Ruth Davidson’s resignation as leader of the Scottish Conservatives is very bad news for Boris Johnson. She sugared the pill a little in her valedictory statement in Edinburgh by saying she believed Johnson’s assurances to her that he genuinely wants a Brexit deal.
She stressed movingly that she was also standing down for personal reasons to put her 10-month-old son before her party, but she acknowledged her “conflict” over Brexit. Davidson is one of those branded a Remainer by Brexiteers but it’s a very misleading label: she accepted the 2016 referendum result and favoured a soft Brexit to protect Scottish industry. Her well-advertised opposition to no deal does not mean she is against Brexit.
Worryingly, there seems to be no place in the Johnson regime for people like her. She felt marginalised by the incoming PM, notably when he sacked her ally and friend David Mundell as Scottish secretary despite her pleas for him to stay. Message: true believers only need apply for ministerial jobs.
Boris should be very concerned about Davidson’s departure. It is highly symbolic of how the Tories are becoming the Brexit Party in order to eat Nigel Farage’s fan club before it eats them. Failing to keep Davidson on board at a time of national crisis blows a hole in Boris’s claim to lead a One Nation, liberal conservative government. Again, Brexit eclipses everything.
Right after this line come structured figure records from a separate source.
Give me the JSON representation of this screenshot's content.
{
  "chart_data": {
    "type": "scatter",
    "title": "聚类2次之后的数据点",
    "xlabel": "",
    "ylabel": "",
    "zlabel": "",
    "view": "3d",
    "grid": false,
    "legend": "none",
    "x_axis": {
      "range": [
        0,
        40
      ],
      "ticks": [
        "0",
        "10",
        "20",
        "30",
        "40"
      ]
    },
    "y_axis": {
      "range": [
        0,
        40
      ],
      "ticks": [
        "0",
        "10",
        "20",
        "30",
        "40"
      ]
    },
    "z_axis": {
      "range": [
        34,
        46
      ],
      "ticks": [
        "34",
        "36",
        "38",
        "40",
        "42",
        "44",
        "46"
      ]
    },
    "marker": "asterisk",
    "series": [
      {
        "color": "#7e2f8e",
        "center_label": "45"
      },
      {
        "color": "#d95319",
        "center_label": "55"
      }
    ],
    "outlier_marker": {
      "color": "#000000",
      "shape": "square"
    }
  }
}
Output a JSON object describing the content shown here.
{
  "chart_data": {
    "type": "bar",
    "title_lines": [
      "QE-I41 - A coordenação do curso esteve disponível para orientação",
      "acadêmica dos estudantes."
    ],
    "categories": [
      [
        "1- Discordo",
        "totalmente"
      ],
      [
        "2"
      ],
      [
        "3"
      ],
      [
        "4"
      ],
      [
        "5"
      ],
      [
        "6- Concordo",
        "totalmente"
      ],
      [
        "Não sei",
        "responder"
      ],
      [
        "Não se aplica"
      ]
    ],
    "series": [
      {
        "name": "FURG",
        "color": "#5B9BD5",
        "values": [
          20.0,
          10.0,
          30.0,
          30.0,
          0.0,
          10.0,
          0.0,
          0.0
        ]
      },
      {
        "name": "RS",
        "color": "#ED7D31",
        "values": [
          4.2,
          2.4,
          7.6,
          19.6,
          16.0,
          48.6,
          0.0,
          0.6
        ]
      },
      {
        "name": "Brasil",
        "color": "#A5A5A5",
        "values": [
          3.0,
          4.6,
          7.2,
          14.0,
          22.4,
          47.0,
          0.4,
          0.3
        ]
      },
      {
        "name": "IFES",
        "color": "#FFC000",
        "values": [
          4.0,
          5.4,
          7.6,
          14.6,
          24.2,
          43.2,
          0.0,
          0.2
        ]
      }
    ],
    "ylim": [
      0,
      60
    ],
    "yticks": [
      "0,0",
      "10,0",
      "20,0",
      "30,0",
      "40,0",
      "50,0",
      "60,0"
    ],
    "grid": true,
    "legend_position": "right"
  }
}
The irony is that Davidson and Johnson have much else in common. They are both “Heineken politicians” who appeal to parts of the electorate the Tories struggle to reach. They possess the rare quality of being fun. They both have liberal instincts on immigration while being traditionally Tory on law and order and defence. If the cards had fallen differently, Davidson could easily have become a contender to become prime minister; many Tories regretted she was not an MP and so could not run for the leadership this year. We now know her family commitments would have prevented it, after her typically honest but worrying statement about today’s 24/7 politics.
The divide between Boris and Davidson on Brexit was not bridgeable while no deal remains such a real possibility and, in the eyes of Johnson’s allies, is now synonymous with Brexit even though no one talked about it in 2016. Davidson’s powerful plea for MPs to get behind a deal was also a message to Johnson to pull out all the stops to secure one, and to compromise in his negotiations with the EU.
Boris will miss Davidson because his own Heineken effect has been diluted by the EU referendum – and most certainly does not reach Scotland. With an autumn general election looking more likely by the day, Johnson may come to rue the departure of the leader who boosted the number of Scottish Tory MPs from one to 13 at the 2017 election, allowing Theresa May to remain in power (just).
It is true that an early election would have been problematic for Scottish Tories even with Davidson at the helm, but no one would have a better chance of cushioning the blow than her.
Scotland voted to Remain by 62 per cent to 38 per cent in 2016. No wonder, then, that the prospect of no deal has fuelled support for another independence referendum and for a breakaway. For now at least, Boris seems more concerned with pandering to the Tory members who elected him. Their obsession with Brexit even trumps their name as the Conservative and Unionist Party. A highly significant YouGov poll found that 63 per cent of Tory members would rather Brexit take place, even if it meant Scotland leaving the UK.
Ultimately, it was May’s genuine commitment to the union that persuaded her to abandon her “no deal is better than a bad deal” mantra. The political landscape is very different now.